William D. Lindsey said...

Colleen, I completely agree. Misogyny is at the root of the kind of violent homophobia that attacks boys for transgressing gender lines. What's being attacked is the fact that anyone would dare to choose the demeaned feminine--which is how many people view the "choice" of males to be gay.

There's no way to address homophobia without also addressing misogyny. The deep fear of the feminine is at the root of both--the fear of what will happen in society if females (and feminized men) are not controlled by the power mongers of society.

I also don't want to overlook the fact that there is bullying of females in schools, often by other females. I'm concentrating on the bullying of boys perceived as gender-inappropriate because that's the kind of bullying that seems often to result in serious acts of violence.
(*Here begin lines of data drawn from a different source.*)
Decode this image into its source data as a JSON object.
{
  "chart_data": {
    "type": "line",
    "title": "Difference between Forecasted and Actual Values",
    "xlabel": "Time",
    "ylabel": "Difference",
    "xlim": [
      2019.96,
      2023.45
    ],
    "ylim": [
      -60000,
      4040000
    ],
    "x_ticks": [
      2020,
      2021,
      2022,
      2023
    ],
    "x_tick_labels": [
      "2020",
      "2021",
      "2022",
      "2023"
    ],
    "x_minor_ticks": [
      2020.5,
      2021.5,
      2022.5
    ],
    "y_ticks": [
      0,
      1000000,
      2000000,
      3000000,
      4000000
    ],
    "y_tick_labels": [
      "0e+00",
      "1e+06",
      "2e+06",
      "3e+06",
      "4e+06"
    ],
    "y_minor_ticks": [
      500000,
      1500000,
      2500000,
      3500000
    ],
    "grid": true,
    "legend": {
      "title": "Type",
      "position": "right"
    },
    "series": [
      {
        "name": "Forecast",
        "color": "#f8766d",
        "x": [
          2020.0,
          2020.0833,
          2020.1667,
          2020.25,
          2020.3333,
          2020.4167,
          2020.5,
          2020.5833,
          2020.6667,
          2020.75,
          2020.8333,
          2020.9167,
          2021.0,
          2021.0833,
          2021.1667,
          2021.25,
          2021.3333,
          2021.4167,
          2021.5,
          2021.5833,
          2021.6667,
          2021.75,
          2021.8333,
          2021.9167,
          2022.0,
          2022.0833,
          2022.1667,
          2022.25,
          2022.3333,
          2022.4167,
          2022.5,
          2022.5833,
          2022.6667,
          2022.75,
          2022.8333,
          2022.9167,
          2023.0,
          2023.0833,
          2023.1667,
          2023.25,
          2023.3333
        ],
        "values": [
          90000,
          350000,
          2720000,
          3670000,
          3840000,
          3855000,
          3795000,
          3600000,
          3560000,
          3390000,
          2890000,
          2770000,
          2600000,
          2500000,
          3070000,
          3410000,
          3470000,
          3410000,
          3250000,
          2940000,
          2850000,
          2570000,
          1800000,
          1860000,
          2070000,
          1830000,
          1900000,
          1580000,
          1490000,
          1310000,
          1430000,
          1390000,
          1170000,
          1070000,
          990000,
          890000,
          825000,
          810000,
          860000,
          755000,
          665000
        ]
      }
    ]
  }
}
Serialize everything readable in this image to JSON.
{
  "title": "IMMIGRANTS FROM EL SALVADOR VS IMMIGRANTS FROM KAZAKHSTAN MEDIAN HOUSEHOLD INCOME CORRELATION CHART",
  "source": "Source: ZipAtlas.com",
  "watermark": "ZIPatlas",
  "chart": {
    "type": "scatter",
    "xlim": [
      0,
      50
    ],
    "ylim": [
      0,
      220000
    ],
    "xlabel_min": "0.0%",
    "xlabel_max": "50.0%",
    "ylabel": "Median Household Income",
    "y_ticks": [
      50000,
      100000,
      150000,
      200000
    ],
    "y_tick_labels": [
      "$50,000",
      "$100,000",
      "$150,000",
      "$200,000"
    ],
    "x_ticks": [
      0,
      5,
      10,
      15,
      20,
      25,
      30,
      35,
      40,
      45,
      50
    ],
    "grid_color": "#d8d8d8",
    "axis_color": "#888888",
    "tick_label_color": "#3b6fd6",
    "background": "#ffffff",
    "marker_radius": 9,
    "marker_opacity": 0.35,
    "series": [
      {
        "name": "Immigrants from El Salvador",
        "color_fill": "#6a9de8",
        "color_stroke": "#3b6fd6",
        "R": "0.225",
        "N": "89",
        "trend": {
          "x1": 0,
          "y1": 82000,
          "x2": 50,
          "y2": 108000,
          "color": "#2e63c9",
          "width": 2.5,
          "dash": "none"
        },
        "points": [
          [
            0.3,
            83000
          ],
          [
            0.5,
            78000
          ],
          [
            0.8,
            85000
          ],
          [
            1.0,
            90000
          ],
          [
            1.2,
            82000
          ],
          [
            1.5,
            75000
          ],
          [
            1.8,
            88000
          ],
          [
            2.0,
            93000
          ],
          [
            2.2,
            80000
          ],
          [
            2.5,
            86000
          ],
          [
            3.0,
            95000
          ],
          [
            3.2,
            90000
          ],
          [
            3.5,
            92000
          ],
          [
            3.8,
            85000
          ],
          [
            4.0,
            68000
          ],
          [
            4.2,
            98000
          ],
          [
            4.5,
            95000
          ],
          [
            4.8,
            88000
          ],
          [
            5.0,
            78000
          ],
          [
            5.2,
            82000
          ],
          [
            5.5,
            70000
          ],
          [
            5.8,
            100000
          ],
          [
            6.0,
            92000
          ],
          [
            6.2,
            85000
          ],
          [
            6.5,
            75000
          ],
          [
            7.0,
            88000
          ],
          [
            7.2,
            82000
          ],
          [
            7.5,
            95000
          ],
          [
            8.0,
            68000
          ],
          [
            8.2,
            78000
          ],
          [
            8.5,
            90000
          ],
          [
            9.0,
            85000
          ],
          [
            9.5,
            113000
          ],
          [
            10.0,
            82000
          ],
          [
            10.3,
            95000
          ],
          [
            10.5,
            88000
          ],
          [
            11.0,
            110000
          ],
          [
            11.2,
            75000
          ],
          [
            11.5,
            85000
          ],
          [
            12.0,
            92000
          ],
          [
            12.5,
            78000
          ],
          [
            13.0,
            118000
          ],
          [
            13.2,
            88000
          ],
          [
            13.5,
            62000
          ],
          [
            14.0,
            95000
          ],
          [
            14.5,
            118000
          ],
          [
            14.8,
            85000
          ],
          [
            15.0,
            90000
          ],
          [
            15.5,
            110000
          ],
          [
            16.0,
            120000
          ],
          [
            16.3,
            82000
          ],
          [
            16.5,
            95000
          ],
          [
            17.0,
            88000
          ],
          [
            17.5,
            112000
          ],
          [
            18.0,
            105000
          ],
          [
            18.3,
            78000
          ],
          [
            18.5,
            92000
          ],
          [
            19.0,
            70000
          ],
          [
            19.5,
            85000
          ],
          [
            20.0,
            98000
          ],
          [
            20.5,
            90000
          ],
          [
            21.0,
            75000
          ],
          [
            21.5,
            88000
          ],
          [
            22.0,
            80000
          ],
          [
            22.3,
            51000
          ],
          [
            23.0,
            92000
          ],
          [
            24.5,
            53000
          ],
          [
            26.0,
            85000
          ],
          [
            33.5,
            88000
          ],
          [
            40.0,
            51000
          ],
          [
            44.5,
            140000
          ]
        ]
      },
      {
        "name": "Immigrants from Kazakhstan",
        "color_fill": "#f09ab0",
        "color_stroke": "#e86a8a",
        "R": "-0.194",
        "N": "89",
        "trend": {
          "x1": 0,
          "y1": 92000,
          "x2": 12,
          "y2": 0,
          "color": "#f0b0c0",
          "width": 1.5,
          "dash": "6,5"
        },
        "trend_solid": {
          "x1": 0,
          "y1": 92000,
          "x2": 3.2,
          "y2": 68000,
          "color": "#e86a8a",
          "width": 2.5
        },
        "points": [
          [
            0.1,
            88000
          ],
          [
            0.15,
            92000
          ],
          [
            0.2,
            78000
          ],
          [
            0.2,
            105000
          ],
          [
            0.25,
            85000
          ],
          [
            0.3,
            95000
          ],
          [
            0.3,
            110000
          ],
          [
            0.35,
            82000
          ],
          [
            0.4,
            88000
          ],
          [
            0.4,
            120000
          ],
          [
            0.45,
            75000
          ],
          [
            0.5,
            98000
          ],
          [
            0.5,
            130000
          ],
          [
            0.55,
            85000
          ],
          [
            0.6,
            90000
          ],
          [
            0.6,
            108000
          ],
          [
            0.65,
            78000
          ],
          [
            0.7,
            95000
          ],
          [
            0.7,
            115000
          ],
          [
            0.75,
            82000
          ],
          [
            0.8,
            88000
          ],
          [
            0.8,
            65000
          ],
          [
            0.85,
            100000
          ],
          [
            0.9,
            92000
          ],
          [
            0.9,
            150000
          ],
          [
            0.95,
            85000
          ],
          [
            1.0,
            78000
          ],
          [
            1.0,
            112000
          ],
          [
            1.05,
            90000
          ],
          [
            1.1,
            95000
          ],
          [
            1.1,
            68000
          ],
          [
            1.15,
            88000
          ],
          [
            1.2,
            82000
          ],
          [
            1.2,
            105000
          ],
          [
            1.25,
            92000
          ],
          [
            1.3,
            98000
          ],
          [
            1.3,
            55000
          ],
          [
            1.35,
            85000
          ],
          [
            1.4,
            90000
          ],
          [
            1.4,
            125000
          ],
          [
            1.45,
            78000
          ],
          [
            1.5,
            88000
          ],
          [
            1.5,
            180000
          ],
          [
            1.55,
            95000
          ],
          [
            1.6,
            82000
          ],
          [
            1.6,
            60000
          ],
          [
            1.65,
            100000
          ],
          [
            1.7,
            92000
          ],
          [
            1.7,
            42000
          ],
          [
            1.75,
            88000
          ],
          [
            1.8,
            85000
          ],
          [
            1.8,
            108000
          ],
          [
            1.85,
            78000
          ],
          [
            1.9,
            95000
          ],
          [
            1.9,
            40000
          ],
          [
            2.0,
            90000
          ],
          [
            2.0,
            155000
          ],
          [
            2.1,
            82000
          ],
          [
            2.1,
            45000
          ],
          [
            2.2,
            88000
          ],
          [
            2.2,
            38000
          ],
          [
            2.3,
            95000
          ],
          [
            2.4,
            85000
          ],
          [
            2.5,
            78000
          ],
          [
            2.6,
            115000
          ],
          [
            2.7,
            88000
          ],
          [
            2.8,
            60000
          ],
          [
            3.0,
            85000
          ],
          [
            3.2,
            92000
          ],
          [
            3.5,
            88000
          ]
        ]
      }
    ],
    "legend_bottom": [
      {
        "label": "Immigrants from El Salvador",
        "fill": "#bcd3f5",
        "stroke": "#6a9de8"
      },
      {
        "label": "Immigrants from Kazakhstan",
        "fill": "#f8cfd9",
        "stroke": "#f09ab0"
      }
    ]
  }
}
But other forms of school bullying, including bullying of females perceived as gender-inappropriate or females perceived as uncontrollable shouldn't be overlooked, by any means.

AC said...

wow. i'm touched you thought enough of the email i sent (this is ashon crawley, by the way) that you wrote about it...extensively. i just happened to stumble upon this...

William D. Lindsey said...

Ashon, thanks for the comment! I really value the work GLSEN does. Bullying of gay youth in schools is something that bothers me tremendously, and which I'd like to combat as much as possible. I was very happy to see that GLSEN dedicated this year's Day of Silence to Larry King. I'm determined not to let what happened to him be forgotten.